First-order non-linear ODEs are used where the Right-Hand Side (RHS) of the equation remains convex and continuous, but otherwise, an arbitrary, non-linear function of unknown solution is considered. RHS also contains a parameter that generally may have different values in different physical circumstances.
A specific control objective (boundedness, at all times, of the solution by a specified threshold) is imposed. This control strategy is designed considering the system parameter as a control variable (practically, variation requires control of the system). The methodology for finding a suitable control consists of constructing a majorizing function. The majorizing function provides an upper bound for the RHS of the equation, and thus, due to the basic comparison theorem of ODEs, the solution of the ODE with the majorizing function on the RHS (the “majorized equation”) provides the bounds for the solution of the original ODE. The majorizing function, utilizing analytical solutions of a majorized equation with specific control variable profiles, is constructed.

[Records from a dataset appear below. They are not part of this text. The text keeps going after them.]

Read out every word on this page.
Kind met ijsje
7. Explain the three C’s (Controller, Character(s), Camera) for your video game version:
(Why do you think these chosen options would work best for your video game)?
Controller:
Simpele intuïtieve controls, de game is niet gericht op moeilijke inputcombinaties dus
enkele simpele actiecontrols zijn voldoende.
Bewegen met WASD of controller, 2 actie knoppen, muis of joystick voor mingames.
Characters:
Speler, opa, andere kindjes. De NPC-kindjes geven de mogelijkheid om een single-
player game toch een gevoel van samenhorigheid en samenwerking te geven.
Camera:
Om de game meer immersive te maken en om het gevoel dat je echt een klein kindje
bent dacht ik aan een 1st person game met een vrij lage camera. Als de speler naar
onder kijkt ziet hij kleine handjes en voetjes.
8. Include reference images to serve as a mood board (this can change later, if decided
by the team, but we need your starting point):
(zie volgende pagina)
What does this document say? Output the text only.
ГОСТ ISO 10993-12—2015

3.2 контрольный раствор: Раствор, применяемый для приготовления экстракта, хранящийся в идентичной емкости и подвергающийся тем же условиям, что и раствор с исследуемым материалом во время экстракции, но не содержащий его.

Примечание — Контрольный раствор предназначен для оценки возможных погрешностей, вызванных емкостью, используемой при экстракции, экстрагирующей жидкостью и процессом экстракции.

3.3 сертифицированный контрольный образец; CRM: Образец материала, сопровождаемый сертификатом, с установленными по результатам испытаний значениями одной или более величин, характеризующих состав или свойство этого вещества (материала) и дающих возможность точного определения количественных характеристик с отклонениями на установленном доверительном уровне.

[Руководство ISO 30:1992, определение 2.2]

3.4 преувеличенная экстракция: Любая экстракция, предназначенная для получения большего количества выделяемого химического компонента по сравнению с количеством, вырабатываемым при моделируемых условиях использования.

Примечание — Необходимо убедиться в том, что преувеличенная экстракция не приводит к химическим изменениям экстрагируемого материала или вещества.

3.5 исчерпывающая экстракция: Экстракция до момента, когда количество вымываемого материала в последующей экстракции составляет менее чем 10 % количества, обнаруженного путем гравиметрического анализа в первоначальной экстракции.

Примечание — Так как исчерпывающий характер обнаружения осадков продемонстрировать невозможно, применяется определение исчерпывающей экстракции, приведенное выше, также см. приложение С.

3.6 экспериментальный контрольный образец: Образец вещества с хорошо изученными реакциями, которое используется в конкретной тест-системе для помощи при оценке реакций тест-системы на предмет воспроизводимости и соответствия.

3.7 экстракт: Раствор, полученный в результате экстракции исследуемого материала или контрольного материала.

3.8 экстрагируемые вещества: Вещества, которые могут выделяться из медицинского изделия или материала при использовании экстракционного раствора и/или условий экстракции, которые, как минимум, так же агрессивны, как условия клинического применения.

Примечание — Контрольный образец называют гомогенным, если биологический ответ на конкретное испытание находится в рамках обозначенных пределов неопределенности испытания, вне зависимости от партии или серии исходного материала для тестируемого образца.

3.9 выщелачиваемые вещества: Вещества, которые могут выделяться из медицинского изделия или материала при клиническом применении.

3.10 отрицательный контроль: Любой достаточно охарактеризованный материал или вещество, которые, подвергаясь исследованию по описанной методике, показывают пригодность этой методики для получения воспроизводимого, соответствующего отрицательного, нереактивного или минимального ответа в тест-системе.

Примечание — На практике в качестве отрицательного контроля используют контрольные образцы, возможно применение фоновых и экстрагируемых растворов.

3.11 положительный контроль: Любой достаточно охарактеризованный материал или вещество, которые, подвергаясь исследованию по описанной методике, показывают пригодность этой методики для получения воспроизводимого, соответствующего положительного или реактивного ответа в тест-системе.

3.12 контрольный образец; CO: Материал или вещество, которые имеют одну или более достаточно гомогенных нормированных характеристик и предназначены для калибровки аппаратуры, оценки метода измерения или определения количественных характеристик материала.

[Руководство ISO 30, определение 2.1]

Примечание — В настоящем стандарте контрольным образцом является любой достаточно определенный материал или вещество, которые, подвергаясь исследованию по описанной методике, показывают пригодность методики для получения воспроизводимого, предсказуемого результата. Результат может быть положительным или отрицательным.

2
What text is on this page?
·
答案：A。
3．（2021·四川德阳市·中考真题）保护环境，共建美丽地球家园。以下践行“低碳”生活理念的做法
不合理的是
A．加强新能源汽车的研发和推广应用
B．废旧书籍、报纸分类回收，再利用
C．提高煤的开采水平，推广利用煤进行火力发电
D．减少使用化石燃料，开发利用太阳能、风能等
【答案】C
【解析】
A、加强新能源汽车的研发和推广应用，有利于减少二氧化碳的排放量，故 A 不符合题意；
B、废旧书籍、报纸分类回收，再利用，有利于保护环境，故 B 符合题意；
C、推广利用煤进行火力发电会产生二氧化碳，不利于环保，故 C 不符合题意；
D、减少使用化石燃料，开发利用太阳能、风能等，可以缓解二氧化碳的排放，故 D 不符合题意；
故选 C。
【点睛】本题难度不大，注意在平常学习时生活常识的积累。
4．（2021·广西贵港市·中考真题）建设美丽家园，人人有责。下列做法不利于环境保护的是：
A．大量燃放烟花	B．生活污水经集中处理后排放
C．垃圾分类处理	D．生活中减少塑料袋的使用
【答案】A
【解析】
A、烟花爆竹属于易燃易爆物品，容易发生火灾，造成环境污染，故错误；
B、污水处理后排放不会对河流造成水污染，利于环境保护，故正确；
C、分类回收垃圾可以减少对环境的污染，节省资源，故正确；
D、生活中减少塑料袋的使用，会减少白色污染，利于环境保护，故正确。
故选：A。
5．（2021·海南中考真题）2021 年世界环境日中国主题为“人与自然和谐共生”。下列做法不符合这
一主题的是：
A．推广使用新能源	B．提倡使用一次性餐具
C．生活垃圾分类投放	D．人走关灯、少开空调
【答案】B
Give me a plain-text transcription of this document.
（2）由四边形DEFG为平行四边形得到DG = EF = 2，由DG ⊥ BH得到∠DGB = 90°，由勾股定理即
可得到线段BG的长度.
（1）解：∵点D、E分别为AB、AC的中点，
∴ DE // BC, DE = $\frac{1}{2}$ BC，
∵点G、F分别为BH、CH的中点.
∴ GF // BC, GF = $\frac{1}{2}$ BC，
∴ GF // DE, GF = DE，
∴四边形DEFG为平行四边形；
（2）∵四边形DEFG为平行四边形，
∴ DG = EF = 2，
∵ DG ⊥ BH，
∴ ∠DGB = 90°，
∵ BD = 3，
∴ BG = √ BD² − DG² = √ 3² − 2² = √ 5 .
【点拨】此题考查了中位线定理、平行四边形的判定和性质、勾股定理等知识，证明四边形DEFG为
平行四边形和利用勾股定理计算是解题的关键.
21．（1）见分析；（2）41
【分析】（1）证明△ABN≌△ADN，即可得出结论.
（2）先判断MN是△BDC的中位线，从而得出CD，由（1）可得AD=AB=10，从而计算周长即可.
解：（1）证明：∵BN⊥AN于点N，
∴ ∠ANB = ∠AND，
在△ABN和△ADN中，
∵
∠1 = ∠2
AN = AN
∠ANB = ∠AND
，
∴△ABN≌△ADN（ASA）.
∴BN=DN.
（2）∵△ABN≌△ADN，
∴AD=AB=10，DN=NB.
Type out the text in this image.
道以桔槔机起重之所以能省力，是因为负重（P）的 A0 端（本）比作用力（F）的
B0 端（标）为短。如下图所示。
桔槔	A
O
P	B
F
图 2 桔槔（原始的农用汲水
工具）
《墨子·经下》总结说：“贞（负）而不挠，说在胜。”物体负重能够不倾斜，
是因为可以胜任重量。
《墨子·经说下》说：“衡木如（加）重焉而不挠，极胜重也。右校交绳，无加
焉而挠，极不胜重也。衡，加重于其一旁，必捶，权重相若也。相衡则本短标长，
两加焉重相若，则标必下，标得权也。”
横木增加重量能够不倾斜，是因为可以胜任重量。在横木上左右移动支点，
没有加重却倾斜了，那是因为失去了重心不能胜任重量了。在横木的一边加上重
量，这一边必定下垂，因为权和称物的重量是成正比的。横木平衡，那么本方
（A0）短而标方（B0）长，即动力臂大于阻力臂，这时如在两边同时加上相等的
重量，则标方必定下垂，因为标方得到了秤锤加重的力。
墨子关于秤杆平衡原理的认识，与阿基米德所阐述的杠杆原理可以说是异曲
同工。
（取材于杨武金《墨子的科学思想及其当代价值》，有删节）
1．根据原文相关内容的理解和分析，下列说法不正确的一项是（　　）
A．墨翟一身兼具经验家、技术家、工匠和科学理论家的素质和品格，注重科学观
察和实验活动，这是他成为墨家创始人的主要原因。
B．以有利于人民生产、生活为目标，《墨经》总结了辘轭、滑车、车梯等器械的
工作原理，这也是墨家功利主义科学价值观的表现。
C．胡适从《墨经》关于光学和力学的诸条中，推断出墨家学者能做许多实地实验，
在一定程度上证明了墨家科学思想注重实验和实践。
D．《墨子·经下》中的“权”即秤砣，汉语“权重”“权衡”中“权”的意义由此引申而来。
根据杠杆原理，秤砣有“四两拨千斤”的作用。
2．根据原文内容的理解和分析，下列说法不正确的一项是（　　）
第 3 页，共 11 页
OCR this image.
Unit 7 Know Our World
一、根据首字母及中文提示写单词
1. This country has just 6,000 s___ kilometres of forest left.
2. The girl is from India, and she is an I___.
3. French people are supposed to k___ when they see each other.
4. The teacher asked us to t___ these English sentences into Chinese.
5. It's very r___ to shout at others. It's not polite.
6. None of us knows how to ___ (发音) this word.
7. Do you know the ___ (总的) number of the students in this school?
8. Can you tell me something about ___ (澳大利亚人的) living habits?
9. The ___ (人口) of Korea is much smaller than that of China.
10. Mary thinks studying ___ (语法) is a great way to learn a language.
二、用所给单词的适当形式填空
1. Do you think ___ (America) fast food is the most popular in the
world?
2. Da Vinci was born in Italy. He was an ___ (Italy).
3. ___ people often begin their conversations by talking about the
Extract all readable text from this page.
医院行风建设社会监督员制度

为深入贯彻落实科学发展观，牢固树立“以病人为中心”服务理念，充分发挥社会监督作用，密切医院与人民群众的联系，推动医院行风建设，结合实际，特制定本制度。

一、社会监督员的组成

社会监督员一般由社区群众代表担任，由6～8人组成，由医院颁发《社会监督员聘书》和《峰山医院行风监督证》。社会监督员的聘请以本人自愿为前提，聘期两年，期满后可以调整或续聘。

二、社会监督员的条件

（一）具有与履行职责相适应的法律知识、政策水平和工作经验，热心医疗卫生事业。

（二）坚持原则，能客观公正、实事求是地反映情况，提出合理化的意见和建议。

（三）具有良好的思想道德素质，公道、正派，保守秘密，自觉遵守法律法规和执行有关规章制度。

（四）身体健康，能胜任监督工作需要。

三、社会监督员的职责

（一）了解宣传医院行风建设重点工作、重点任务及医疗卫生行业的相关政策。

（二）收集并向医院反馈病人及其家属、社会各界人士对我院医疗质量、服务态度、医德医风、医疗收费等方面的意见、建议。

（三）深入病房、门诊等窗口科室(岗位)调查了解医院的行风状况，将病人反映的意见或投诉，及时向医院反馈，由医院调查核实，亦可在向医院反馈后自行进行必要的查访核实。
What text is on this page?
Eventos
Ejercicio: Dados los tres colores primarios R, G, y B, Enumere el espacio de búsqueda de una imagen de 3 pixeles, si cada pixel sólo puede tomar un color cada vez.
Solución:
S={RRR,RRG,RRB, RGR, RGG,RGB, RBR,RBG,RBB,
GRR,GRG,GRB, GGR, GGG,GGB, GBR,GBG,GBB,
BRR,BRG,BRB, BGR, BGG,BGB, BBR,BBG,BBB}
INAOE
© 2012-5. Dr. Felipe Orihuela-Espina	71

A major result is then obtained by applying the comparison theorem of ODEs. This ensures that the solution of the original, un-majorized equation, with an identical control variable profile, also remains bounded over infinitely large time intervals and, moreover, below an a priori-imposed threshold.
Specific results are obtained and considered an example of the control of thermal explosion. Several explicit control variable profiles are considered, and analytical solutions for majorized equations are obtained for all of them. This provides estimations of the bounded behavior of the solutions of the original ODE under identical control conditions.
In conclusion, control strategies, preventing solution blow-up are constructed for a certain class of ODEs.